La luz atenuada de la noche a veces invade los interiores de las habitaciones a través de ellas, reflejo de las farolas urbanas, de la propia luna, y configura una conjunción de sombras y grises que acarrea atmósferas melancólicas, de insomnio, de personajes atormentados por experiencias negativas de la vida. Lo resaltarían así las múltiples versiones que Edward Munch a lo largo de su producción. Recordamos a la famosa Chica de la ventana, fechada en 1893, conservada en el Art Institute de Chicago, que muestra la visión interior de una muchacha frágil que mira por ella, nuestra ventana, iluminada por un reflejo de luz mortecina. Este reflejo de los contornos de la estructura enmarcada sobre el suelo expone el juego de sombras y luces que, posteriormente, revisaría Murnau en la famosa escena final de Nosferatu realizada en 1922: la inclusión de los primeros rayos de sol desintegraría al monstruo.
Las ventanas se convierten, a su vez, en verdaderos enmarques de enigmáticos personajes que, situados a espalda del espectador, se asoman a un mundo que en sí mismo se diluye a su vista. La perspectiva lineal de la mirada desde el interior hacia la naturaleza o hacia la ciudad, el río, el campo o a una calle se convierte en gozo de juegos narrativos, en dialogo espacial de luces y colores, en el que el devenir del tiempo se ha parado como si estuviéramos esperando en este instante algún acontecimiento que debe llegar. En 1822 Friedich Caspar David mostraría en su único interior, Mujer en la ventana, hoy conservado en el Staatiche Museum de Berlín, uno de los retratos psicológicos más excepcionales del mundo romántico. No conocemos la figura de la mujer, sus facciones físicas no las muestra en la realidad material, es una pura sugerencia de emociones en la que la figura nos traslada, a través de su posición, a la visión del río Elba y del mástil de un barco al lado de un entorno fluvial.

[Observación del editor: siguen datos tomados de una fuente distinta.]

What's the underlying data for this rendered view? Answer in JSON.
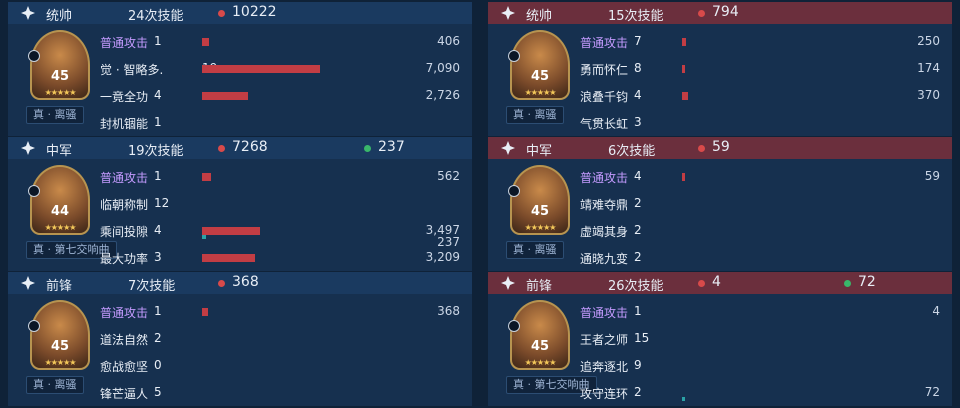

Un aire de melancolía envuelve toda la composición en la que la ventana abierta encuadra a la figura femenina, verdadera protagonista. El alféizar se convierte en el banco de apoyo de los brazos de la mujer que quizás medita por un desengaño o por el paso de la propia vida.
Unos años más tarde Salvador Dalí recrearía el mismo tema con su famosa Figura en una finestra, creada entre los años 1923 y 1926 y conservada en el Museo de Arte Contemporáneo Reina Sofía de Madrid: una de las obras más significativa del genial pintor español y que puede ser de las más conocida del propio siglo XX. Un retrato en sí dedicado a su hermana Ana, inquietante, llena de vida, completado por el ritmo del viento que ondula las olas surgidas ante la mirada de la muchacha, fundiéndose la belleza de la propia mujer con la de la naturaleza. Cadaqués, el lugar de residencia familiar en los periodos festivos, se presenta como contexto incuestionable de reflexión melancólica entre un suave cortinaje de textura lisa con colores blancos y azules.
Una versión del mismo tema, Clotilde en una ventana, de Joaquín Sorolla, dejaría constancia del alma de su esposa, su amor eterno, de la que apoyada en el alfeizar se vislumbra su rostro. Al igual que en el pequeño dibujo Mujer asomada a la ventana, esbozo compositivo de 1888 hoy conservado en el propio Museo de Sorolla de Madrid, en el que la figura destaca en el contorno espacial. En 1919 Picasso habría realizado en esa línea compositiva la muy conocida Naturaleza muerta frente a la ventana de Saint Rafael.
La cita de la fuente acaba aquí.